Biopiraterie

 
Des mots pour le dire

Alexis Tiouka
Expert en droit international, spécialisé en droit autochtone

 

La biopiraterie se définit comme l’appropriation par des firmes privées de connaissances autochtones sans partage équitable des bénéfices pour les populations qui détiennent ces connaissances. La biopiraterie est reliée à un droit fondamental : celui de la propriété intellectuelle.
La question est alors de savoir comment mettre en œuvre une réglementation touchant à l’accès aux ressources génétiques localisées et protégeant les savoirs qui leur sont liés.
Ces savoirs jouent un rôle essentiel dans la survie des communautés. Ils leur assurent le maintien et le développement de l’identité culturelle, l’autonomie politique, le développement économique durable.
Or, les exemples d’usurpation de ces savoirs s’accumulent. En Guyane par exemple, la biopiraterie concerne sept communautés autochtones (dont quatre sur le territoire du Parc amazonien). De nombreuses recherches portent sur les pharmacopées traditionnelles ou l’utilisation de plantes pour les cosmétiques.

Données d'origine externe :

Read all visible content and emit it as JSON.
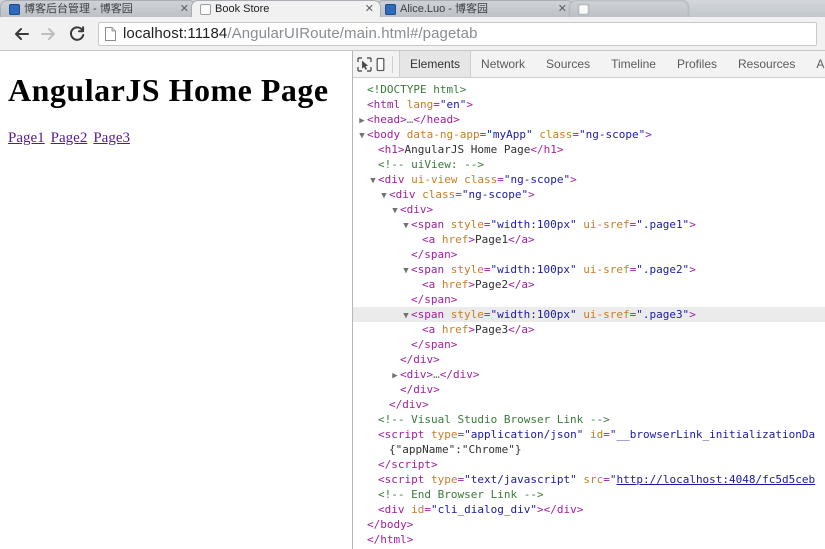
{
  "browser": {
    "tabs": [
      {
        "title": "博客后台管理 - 博客园",
        "favicon": "site-favicon-blue",
        "close": "✕",
        "active": false
      },
      {
        "title": "Book Store",
        "favicon": "blank-page-favicon",
        "close": "✕",
        "active": true
      },
      {
        "title": "Alice.Luo - 博客园",
        "favicon": "site-favicon-blue",
        "close": "✕",
        "active": false
      },
      {
        "title": "",
        "favicon": "blank-page-favicon",
        "close": "",
        "active": false
      }
    ],
    "nav": {
      "back": "back-arrow",
      "forward": "forward-arrow",
      "reload": "reload-arrow"
    },
    "omnibox": {
      "page_icon": "document-icon",
      "url_host": "localhost:11184",
      "url_path": "/AngularUIRoute/main.html#/pagetab",
      "url_full": "localhost:11184/AngularUIRoute/main.html#/pagetab"
    }
  },
  "page": {
    "heading": "AngularJS Home Page",
    "links": [
      {
        "label": "Page1"
      },
      {
        "label": "Page2"
      },
      {
        "label": "Page3"
      }
    ]
  },
  "devtools": {
    "icons": [
      {
        "name": "inspect-element-icon"
      },
      {
        "name": "device-toolbar-icon"
      }
    ],
    "tabs": [
      {
        "label": "Elements",
        "active": true
      },
      {
        "label": "Network",
        "active": false
      },
      {
        "label": "Sources",
        "active": false
      },
      {
        "label": "Timeline",
        "active": false
      },
      {
        "label": "Profiles",
        "active": false
      },
      {
        "label": "Resources",
        "active": false
      },
      {
        "label": "Audits",
        "active": false
      }
    ],
    "dom_lines": [
      {
        "indent": 0,
        "twisty": "none",
        "selected": false,
        "tokens": [
          {
            "t": "comment",
            "v": "<!DOCTYPE html>"
          }
        ]
      },
      {
        "indent": 0,
        "twisty": "none",
        "selected": false,
        "tokens": [
          {
            "t": "punct",
            "v": "<"
          },
          {
            "t": "tag",
            "v": "html"
          },
          {
            "t": "sp",
            "v": " "
          },
          {
            "t": "attr",
            "v": "lang"
          },
          {
            "t": "punct",
            "v": "="
          },
          {
            "t": "val",
            "v": "\"en\""
          },
          {
            "t": "punct",
            "v": ">"
          }
        ]
      },
      {
        "indent": 0,
        "twisty": "closed",
        "selected": false,
        "tokens": [
          {
            "t": "punct",
            "v": "<"
          },
          {
            "t": "tag",
            "v": "head"
          },
          {
            "t": "punct",
            "v": ">"
          },
          {
            "t": "dim",
            "v": "…"
          },
          {
            "t": "punct",
            "v": "</"
          },
          {
            "t": "tag",
            "v": "head"
          },
          {
            "t": "punct",
            "v": ">"
          }
        ]
      },
      {
        "indent": 0,
        "twisty": "open",
        "selected": false,
        "tokens": [
          {
            "t": "punct",
            "v": "<"
          },
          {
            "t": "tag",
            "v": "body"
          },
          {
            "t": "sp",
            "v": " "
          },
          {
            "t": "attr",
            "v": "data-ng-app"
          },
          {
            "t": "punct",
            "v": "="
          },
          {
            "t": "val",
            "v": "\"myApp\""
          },
          {
            "t": "sp",
            "v": " "
          },
          {
            "t": "attr",
            "v": "class"
          },
          {
            "t": "punct",
            "v": "="
          },
          {
            "t": "val",
            "v": "\"ng-scope\""
          },
          {
            "t": "punct",
            "v": ">"
          }
        ]
      },
      {
        "indent": 1,
        "twisty": "none",
        "selected": false,
        "tokens": [
          {
            "t": "punct",
            "v": "<"
          },
          {
            "t": "tag",
            "v": "h1"
          },
          {
            "t": "punct",
            "v": ">"
          },
          {
            "t": "text",
            "v": "AngularJS Home Page"
          },
          {
            "t": "punct",
            "v": "</"
          },
          {
            "t": "tag",
            "v": "h1"
          },
          {
            "t": "punct",
            "v": ">"
          }
        ]
      },
      {
        "indent": 1,
        "twisty": "none",
        "selected": false,
        "tokens": [
          {
            "t": "comment",
            "v": "<!-- uiView:  -->"
          }
        ]
      },
      {
        "indent": 1,
        "twisty": "open",
        "selected": false,
        "tokens": [
          {
            "t": "punct",
            "v": "<"
          },
          {
            "t": "tag",
            "v": "div"
          },
          {
            "t": "sp",
            "v": " "
          },
          {
            "t": "attr",
            "v": "ui-view"
          },
          {
            "t": "sp",
            "v": " "
          },
          {
            "t": "attr",
            "v": "class"
          },
          {
            "t": "punct",
            "v": "="
          },
          {
            "t": "val",
            "v": "\"ng-scope\""
          },
          {
            "t": "punct",
            "v": ">"
          }
        ]
      },
      {
        "indent": 2,
        "twisty": "open",
        "selected": false,
        "tokens": [
          {
            "t": "punct",
            "v": "<"
          },
          {
            "t": "tag",
            "v": "div"
          },
          {
            "t": "sp",
            "v": " "
          },
          {
            "t": "attr",
            "v": "class"
          },
          {
            "t": "punct",
            "v": "="
          },
          {
            "t": "val",
            "v": "\"ng-scope\""
          },
          {
            "t": "punct",
            "v": ">"
          }
        ]
      },
      {
        "indent": 3,
        "twisty": "open",
        "selected": false,
        "tokens": [
          {
            "t": "punct",
            "v": "<"
          },
          {
            "t": "tag",
            "v": "div"
          },
          {
            "t": "punct",
            "v": ">"
          }
        ]
      },
      {
        "indent": 4,
        "twisty": "open",
        "selected": false,
        "tokens": [
          {
            "t": "punct",
            "v": "<"
          },
          {
            "t": "tag",
            "v": "span"
          },
          {
            "t": "sp",
            "v": " "
          },
          {
            "t": "attr",
            "v": "style"
          },
          {
            "t": "punct",
            "v": "="
          },
          {
            "t": "val",
            "v": "\"width:100px\""
          },
          {
            "t": "sp",
            "v": " "
          },
          {
            "t": "attr",
            "v": "ui-sref"
          },
          {
            "t": "punct",
            "v": "="
          },
          {
            "t": "val",
            "v": "\".page1\""
          },
          {
            "t": "punct",
            "v": ">"
          }
        ]
      },
      {
        "indent": 5,
        "twisty": "none",
        "selected": false,
        "tokens": [
          {
            "t": "punct",
            "v": "<"
          },
          {
            "t": "tag",
            "v": "a"
          },
          {
            "t": "sp",
            "v": " "
          },
          {
            "t": "attr",
            "v": "href"
          },
          {
            "t": "punct",
            "v": ">"
          },
          {
            "t": "text",
            "v": "Page1"
          },
          {
            "t": "punct",
            "v": "</"
          },
          {
            "t": "tag",
            "v": "a"
          },
          {
            "t": "punct",
            "v": ">"
          }
        ]
      },
      {
        "indent": 4,
        "twisty": "none",
        "selected": false,
        "tokens": [
          {
            "t": "punct",
            "v": "</"
          },
          {
            "t": "tag",
            "v": "span"
          },
          {
            "t": "punct",
            "v": ">"
          }
        ]
      },
      {
        "indent": 4,
        "twisty": "open",
        "selected": false,
        "tokens": [
          {
            "t": "punct",
            "v": "<"
          },
          {
            "t": "tag",
            "v": "span"
          },
          {
            "t": "sp",
            "v": " "
          },
          {
            "t": "attr",
            "v": "style"
          },
          {
            "t": "punct",
            "v": "="
          },
          {
            "t": "val",
            "v": "\"width:100px\""
          },
          {
            "t": "sp",
            "v": " "
          },
          {
            "t": "attr",
            "v": "ui-sref"
          },
          {
            "t": "punct",
            "v": "="
          },
          {
            "t": "val",
            "v": "\".page2\""
          },
          {
            "t": "punct",
            "v": ">"
          }
        ]
      },
      {
        "indent": 5,
        "twisty": "none",
        "selected": false,
        "tokens": [
          {
            "t": "punct",
            "v": "<"
          },
          {
            "t": "tag",
            "v": "a"
          },
          {
            "t": "sp",
            "v": " "
          },
          {
            "t": "attr",
            "v": "href"
          },
          {
            "t": "punct",
            "v": ">"
          },
          {
            "t": "text",
            "v": "Page2"
          },
          {
            "t": "punct",
            "v": "</"
          },
          {
            "t": "tag",
            "v": "a"
          },
          {
            "t": "punct",
            "v": ">"
          }
        ]
      },
      {
        "indent": 4,
        "twisty": "none",
        "selected": false,
        "tokens": [
          {
            "t": "punct",
            "v": "</"
          },
          {
            "t": "tag",
            "v": "span"
          },
          {
            "t": "punct",
            "v": ">"
          }
        ]
      },
      {
        "indent": 4,
        "twisty": "open",
        "selected": true,
        "tokens": [
          {
            "t": "punct",
            "v": "<"
          },
          {
            "t": "tag",
            "v": "span"
          },
          {
            "t": "sp",
            "v": " "
          },
          {
            "t": "attr",
            "v": "style"
          },
          {
            "t": "punct",
            "v": "="
          },
          {
            "t": "val",
            "v": "\"width:100px\""
          },
          {
            "t": "sp",
            "v": " "
          },
          {
            "t": "attr",
            "v": "ui-sref"
          },
          {
            "t": "punct",
            "v": "="
          },
          {
            "t": "val",
            "v": "\".page3\""
          },
          {
            "t": "punct",
            "v": ">"
          }
        ]
      },
      {
        "indent": 5,
        "twisty": "none",
        "selected": false,
        "tokens": [
          {
            "t": "punct",
            "v": "<"
          },
          {
            "t": "tag",
            "v": "a"
          },
          {
            "t": "sp",
            "v": " "
          },
          {
            "t": "attr",
            "v": "href"
          },
          {
            "t": "punct",
            "v": ">"
          },
          {
            "t": "text",
            "v": "Page3"
          },
          {
            "t": "punct",
            "v": "</"
          },
          {
            "t": "tag",
            "v": "a"
          },
          {
            "t": "punct",
            "v": ">"
          }
        ]
      },
      {
        "indent": 4,
        "twisty": "none",
        "selected": false,
        "tokens": [
          {
            "t": "punct",
            "v": "</"
          },
          {
            "t": "tag",
            "v": "span"
          },
          {
            "t": "punct",
            "v": ">"
          }
        ]
      },
      {
        "indent": 3,
        "twisty": "none",
        "selected": false,
        "tokens": [
          {
            "t": "punct",
            "v": "</"
          },
          {
            "t": "tag",
            "v": "div"
          },
          {
            "t": "punct",
            "v": ">"
          }
        ]
      },
      {
        "indent": 3,
        "twisty": "closed",
        "selected": false,
        "tokens": [
          {
            "t": "punct",
            "v": "<"
          },
          {
            "t": "tag",
            "v": "div"
          },
          {
            "t": "punct",
            "v": ">"
          },
          {
            "t": "dim",
            "v": "…"
          },
          {
            "t": "punct",
            "v": "</"
          },
          {
            "t": "tag",
            "v": "div"
          },
          {
            "t": "punct",
            "v": ">"
          }
        ]
      },
      {
        "indent": 3,
        "twisty": "none",
        "selected": false,
        "tokens": [
          {
            "t": "punct",
            "v": "</"
          },
          {
            "t": "tag",
            "v": "div"
          },
          {
            "t": "punct",
            "v": ">"
          }
        ]
      },
      {
        "indent": 2,
        "twisty": "none",
        "selected": false,
        "tokens": [
          {
            "t": "punct",
            "v": "</"
          },
          {
            "t": "tag",
            "v": "div"
          },
          {
            "t": "punct",
            "v": ">"
          }
        ]
      },
      {
        "indent": 1,
        "twisty": "none",
        "selected": false,
        "tokens": [
          {
            "t": "comment",
            "v": "<!-- Visual Studio Browser Link -->"
          }
        ]
      },
      {
        "indent": 1,
        "twisty": "none",
        "selected": false,
        "tokens": [
          {
            "t": "punct",
            "v": "<"
          },
          {
            "t": "tag",
            "v": "script"
          },
          {
            "t": "sp",
            "v": " "
          },
          {
            "t": "attr",
            "v": "type"
          },
          {
            "t": "punct",
            "v": "="
          },
          {
            "t": "val",
            "v": "\"application/json\""
          },
          {
            "t": "sp",
            "v": " "
          },
          {
            "t": "attr",
            "v": "id"
          },
          {
            "t": "punct",
            "v": "="
          },
          {
            "t": "val",
            "v": "\"__browserLink_initializationDa"
          }
        ]
      },
      {
        "indent": 2,
        "twisty": "none",
        "selected": false,
        "tokens": [
          {
            "t": "text",
            "v": "{\"appName\":\"Chrome\"}"
          }
        ]
      },
      {
        "indent": 1,
        "twisty": "none",
        "selected": false,
        "tokens": [
          {
            "t": "punct",
            "v": "</"
          },
          {
            "t": "tag",
            "v": "script"
          },
          {
            "t": "punct",
            "v": ">"
          }
        ]
      },
      {
        "indent": 1,
        "twisty": "none",
        "selected": false,
        "tokens": [
          {
            "t": "punct",
            "v": "<"
          },
          {
            "t": "tag",
            "v": "script"
          },
          {
            "t": "sp",
            "v": " "
          },
          {
            "t": "attr",
            "v": "type"
          },
          {
            "t": "punct",
            "v": "="
          },
          {
            "t": "val",
            "v": "\"text/javascript\""
          },
          {
            "t": "sp",
            "v": " "
          },
          {
            "t": "attr",
            "v": "src"
          },
          {
            "t": "punct",
            "v": "="
          },
          {
            "t": "val",
            "v": "\""
          },
          {
            "t": "link",
            "v": "http://localhost:4048/fc5d5ceb"
          }
        ]
      },
      {
        "indent": 1,
        "twisty": "none",
        "selected": false,
        "tokens": [
          {
            "t": "comment",
            "v": "<!-- End Browser Link -->"
          }
        ]
      },
      {
        "indent": 1,
        "twisty": "none",
        "selected": false,
        "tokens": [
          {
            "t": "punct",
            "v": "<"
          },
          {
            "t": "tag",
            "v": "div"
          },
          {
            "t": "sp",
            "v": " "
          },
          {
            "t": "attr",
            "v": "id"
          },
          {
            "t": "punct",
            "v": "="
          },
          {
            "t": "val",
            "v": "\"cli_dialog_div\""
          },
          {
            "t": "punct",
            "v": ">"
          },
          {
            "t": "punct",
            "v": "</"
          },
          {
            "t": "tag",
            "v": "div"
          },
          {
            "t": "punct",
            "v": ">"
          }
        ]
      },
      {
        "indent": 0,
        "twisty": "none",
        "selected": false,
        "tokens": [
          {
            "t": "punct",
            "v": "</"
          },
          {
            "t": "tag",
            "v": "body"
          },
          {
            "t": "punct",
            "v": ">"
          }
        ]
      },
      {
        "indent": -1,
        "twisty": "none",
        "selected": false,
        "tokens": [
          {
            "t": "punct",
            "v": "</"
          },
          {
            "t": "tag",
            "v": "html"
          },
          {
            "t": "punct",
            "v": ">"
          }
        ]
      }
    ]
  }
}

Et, si certains chercheurs font un effort de retour aux communautés (développement d’un commerce équitable…), l’absence de surveillance ou de réglementation ne permet pas de connaître les abus, de savoir si un partage équitable des bénéfices est envisagé.
Dans certains cas, les chercheurs rémunèrent des individus/informateurs. Ces derniers, souvent sans emploi et mal informés, acceptent toutes formes de rémunération, sans prendre conscience des enjeux financiers sous-jacents. Or, ces savoirs sont du domaine collectif et non individuel. Aussi, au-delà de la réglementation, il y a nécessité de former les populations à la question de la propriété intellectuelle.

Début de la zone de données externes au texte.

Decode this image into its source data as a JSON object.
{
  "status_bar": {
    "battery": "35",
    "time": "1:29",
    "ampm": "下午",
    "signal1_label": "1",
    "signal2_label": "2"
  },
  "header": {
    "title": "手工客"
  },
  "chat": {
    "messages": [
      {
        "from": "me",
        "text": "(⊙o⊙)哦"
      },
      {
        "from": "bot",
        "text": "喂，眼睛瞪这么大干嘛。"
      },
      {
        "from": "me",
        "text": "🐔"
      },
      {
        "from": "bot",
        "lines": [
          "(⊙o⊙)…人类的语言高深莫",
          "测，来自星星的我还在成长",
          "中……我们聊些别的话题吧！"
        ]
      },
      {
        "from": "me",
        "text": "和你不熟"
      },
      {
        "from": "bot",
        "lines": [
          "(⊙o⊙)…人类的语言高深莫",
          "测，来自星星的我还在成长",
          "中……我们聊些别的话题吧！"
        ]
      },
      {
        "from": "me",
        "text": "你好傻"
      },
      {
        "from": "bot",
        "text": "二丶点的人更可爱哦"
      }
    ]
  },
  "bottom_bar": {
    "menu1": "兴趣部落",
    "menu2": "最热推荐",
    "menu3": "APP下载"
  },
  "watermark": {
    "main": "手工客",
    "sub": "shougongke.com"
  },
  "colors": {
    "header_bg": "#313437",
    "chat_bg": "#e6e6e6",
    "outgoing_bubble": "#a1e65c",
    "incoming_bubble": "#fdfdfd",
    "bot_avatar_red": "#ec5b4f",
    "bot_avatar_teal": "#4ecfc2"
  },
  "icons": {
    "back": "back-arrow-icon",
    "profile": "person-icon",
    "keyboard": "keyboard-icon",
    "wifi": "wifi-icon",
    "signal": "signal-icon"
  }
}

La Convention sur la diversité biologique a permis une avancée. Son article 8j souligne que les États signataires doivent « respecter, préserver et maintenir les connaissances, innovations et pratiques des communautés autochtones […]. » En France, son application pose problème du fait de l’absence de reconnaissance réelle de ces populations. Cependant, l’article 33 de la loi d’orientation pour l’outre-mer précise que « l’État et les collectivités locales encouragent le respect, la protection et le maintien des connaissances, innovations et pratiques de communautés autochtones et locales fondées sur leurs modes de vie traditionnels […]. » Mais ces textes ne donnent pas encore lieu à des applications concrètes.

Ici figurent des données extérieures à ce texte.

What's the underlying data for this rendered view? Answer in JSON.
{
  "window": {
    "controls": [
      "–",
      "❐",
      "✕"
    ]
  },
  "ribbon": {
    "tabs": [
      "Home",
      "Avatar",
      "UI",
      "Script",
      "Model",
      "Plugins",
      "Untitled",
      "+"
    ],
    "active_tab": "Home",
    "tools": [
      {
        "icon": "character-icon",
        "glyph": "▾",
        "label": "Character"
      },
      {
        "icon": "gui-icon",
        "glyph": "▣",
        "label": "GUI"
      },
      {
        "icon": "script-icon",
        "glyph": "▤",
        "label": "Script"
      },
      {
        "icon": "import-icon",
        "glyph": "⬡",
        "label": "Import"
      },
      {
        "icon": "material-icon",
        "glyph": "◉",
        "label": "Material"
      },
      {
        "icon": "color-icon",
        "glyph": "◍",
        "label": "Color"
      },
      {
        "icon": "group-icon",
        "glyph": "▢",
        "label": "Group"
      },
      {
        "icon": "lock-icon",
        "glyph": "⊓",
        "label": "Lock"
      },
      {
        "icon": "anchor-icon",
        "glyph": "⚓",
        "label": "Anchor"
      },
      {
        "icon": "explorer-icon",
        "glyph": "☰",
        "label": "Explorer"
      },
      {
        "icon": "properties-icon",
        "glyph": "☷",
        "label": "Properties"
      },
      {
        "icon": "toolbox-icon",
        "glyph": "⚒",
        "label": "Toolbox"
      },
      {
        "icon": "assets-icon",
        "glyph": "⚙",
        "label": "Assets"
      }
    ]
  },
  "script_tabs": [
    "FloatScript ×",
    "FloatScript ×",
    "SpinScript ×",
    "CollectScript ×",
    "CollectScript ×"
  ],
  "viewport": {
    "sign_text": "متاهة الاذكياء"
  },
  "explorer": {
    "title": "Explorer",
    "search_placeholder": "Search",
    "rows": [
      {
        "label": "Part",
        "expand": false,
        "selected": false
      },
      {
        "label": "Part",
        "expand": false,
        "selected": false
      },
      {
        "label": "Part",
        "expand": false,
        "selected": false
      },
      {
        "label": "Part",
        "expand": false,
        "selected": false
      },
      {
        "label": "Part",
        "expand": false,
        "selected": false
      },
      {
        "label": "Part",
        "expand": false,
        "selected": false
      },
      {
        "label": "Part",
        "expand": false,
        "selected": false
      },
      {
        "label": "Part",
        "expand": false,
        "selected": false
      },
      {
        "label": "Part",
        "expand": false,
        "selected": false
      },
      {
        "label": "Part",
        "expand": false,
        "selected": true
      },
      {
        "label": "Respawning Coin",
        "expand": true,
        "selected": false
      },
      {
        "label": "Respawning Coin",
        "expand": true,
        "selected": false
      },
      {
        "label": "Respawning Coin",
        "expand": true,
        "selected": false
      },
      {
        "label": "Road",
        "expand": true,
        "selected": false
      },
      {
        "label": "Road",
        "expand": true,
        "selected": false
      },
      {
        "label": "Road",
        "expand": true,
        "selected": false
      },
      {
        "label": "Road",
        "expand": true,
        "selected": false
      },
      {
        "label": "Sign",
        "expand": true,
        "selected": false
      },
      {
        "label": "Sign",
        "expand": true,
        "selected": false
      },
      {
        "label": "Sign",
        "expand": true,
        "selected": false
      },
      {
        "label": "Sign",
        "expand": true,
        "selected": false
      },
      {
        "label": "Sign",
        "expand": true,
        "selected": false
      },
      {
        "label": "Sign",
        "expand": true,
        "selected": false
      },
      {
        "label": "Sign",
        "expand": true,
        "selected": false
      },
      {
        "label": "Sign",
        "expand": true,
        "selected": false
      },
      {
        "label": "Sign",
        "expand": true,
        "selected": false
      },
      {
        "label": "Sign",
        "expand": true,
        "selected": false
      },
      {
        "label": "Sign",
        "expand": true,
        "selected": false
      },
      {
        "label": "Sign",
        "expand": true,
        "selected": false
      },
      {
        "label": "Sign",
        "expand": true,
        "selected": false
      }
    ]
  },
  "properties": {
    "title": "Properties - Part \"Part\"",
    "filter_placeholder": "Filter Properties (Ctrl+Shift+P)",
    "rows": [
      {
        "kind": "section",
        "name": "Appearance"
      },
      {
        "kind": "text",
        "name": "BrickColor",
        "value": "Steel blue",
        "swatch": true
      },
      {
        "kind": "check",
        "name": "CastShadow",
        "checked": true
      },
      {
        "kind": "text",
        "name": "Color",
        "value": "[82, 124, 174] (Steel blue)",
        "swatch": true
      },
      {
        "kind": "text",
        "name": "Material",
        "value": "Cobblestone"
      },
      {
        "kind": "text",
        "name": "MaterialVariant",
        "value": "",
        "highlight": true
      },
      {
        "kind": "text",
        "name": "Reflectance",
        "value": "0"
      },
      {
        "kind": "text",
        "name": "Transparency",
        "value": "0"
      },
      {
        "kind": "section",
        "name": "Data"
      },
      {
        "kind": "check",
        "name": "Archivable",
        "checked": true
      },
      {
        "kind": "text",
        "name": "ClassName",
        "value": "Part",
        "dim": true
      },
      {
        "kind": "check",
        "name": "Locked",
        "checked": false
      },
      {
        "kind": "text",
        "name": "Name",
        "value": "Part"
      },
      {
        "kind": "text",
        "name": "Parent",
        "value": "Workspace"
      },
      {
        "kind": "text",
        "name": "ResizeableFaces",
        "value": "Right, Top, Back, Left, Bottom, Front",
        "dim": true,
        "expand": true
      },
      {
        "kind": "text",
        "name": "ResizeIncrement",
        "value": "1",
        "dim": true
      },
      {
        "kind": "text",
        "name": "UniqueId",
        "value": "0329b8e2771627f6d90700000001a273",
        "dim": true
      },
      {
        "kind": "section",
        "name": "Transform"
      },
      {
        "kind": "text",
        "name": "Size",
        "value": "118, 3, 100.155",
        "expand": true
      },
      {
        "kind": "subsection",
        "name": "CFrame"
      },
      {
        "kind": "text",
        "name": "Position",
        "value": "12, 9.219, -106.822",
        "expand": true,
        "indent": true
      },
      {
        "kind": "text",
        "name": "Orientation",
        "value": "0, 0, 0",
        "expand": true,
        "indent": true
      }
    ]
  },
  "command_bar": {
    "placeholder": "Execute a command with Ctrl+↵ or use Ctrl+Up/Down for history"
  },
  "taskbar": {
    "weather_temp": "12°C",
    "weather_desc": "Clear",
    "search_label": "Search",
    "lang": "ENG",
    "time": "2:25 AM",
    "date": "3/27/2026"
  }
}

En Guyane, la charte pour le parc amazonien devrait prendre en compte la protection des savoirs traditionnels et l’accès aux ressources génétiques. Il conviendrait d’inclure les communautés dans les prises de décision concernant l’accès aux ressources génétiques situées sur leurs territoires, de s’assurer que leur consentement est libre et informé, de proposer des règles contraignantes pour un partage équitable des bénéfices.